How can one calculate the winding number of a polygon given as a list of vertices in some (counter-clockwise or clockwise) order?
The complexity of the algorithm must be linear time.
How can one calculate the winding number of a polygon given as a list of vertices in some (counter-clockwise or clockwise) order?
The complexity of the algorithm must be linear time.
The winding number $w$ of a polygon has to be calculated around a certain point $P$. Since your question is ambiguous, I'll suppose you've already determined $P$.
Given a list of n vertices $v_0, v_1, ... v_{n-1},v_0$ (notice $v_n = v_0$) given in counter-clockwise order, a simple linear way to calculate the winding number is $$ w = \frac {1}{2\pi}\sum_{i=0}^{n-1} \theta_{v_i,v_{i+1}}$$ where $\theta_{v_i,v_{i+1}}$ is the angle between $\vec{v_iP}$ and $\vec{v_{i+1}P}$, which you can obtain using dot product and arcosines.

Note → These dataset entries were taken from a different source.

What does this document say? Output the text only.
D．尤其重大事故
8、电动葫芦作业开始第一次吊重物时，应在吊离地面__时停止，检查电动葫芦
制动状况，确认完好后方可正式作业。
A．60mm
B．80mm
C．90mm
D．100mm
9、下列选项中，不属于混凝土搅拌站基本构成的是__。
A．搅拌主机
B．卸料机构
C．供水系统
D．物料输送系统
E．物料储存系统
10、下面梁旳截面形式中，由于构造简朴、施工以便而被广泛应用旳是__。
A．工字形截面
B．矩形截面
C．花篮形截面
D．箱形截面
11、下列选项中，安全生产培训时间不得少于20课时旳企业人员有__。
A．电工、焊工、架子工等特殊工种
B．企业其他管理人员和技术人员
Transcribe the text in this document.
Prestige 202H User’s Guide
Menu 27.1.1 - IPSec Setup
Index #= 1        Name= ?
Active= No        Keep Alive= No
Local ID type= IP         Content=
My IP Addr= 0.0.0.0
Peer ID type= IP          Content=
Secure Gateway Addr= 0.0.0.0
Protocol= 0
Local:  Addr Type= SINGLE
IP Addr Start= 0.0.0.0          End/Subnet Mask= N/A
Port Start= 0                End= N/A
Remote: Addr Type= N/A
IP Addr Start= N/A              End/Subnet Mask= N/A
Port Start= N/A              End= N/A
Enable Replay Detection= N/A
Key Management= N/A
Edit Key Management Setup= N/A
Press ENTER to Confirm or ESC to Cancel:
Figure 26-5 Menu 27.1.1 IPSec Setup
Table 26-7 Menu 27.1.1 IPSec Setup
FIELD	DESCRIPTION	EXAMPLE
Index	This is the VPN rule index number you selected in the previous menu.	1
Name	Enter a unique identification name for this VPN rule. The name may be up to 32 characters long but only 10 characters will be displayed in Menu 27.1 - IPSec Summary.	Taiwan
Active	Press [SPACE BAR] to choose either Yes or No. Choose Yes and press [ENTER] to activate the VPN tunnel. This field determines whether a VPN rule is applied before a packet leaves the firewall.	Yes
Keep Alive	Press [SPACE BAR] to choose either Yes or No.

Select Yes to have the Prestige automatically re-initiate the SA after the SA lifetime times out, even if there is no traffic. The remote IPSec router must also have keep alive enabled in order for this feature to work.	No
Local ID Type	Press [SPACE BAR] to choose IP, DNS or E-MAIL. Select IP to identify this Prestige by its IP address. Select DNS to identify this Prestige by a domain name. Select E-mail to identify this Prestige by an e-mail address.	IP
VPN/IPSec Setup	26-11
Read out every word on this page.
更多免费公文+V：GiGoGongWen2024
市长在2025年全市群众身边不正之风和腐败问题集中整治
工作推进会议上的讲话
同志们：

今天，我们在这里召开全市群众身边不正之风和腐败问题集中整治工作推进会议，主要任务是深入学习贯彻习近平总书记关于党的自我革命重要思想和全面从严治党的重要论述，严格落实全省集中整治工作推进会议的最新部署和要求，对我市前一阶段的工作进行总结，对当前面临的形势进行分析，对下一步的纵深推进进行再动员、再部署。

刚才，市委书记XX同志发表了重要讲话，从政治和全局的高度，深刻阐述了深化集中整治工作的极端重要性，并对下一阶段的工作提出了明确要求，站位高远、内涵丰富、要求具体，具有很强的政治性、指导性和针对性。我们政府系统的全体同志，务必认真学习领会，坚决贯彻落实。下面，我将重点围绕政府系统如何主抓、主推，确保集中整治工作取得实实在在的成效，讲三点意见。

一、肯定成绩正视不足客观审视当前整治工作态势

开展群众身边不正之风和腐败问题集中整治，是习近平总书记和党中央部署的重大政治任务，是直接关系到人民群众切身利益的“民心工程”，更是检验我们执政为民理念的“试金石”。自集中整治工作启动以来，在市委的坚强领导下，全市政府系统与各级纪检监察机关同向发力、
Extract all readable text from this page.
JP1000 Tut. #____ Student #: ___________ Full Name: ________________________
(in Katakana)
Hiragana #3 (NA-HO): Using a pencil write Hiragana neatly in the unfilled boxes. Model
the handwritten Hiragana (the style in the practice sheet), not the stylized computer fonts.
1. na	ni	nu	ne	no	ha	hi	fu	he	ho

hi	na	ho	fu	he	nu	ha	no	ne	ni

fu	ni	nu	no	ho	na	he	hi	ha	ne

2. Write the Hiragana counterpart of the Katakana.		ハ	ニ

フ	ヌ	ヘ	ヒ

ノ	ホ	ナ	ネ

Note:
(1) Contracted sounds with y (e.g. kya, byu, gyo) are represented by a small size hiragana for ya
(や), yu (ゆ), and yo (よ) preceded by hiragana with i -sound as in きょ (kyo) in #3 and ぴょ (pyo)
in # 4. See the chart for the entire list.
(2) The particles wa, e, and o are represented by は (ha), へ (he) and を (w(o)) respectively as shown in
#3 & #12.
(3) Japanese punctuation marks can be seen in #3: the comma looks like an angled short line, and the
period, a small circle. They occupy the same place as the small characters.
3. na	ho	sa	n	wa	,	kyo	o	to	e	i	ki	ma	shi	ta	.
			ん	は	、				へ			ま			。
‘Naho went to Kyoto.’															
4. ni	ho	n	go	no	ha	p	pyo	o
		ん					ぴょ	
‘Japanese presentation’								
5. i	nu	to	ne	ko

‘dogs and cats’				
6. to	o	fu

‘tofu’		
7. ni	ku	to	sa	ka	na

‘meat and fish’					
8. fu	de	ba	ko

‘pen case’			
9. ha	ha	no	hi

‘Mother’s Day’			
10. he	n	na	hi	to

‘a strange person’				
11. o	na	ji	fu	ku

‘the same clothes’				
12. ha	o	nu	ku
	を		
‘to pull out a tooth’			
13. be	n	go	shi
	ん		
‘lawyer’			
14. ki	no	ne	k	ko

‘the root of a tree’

Your second solution consists of casting a ray $R$ from $P$. The winding number of your polygon can then be calculated as the number of edges $E_+$ that cross $R$ going counter clockwise, minus the number of edges $E_-$ that cross $R$ going clockwise.
I.e.: $w = E_+ - E_-$
If you want further insight (and proof) on how to determine $E_+$ and $E_-$, I highly suggest you research the "point in polygon" problem and the "crossing number" often associated with that problem.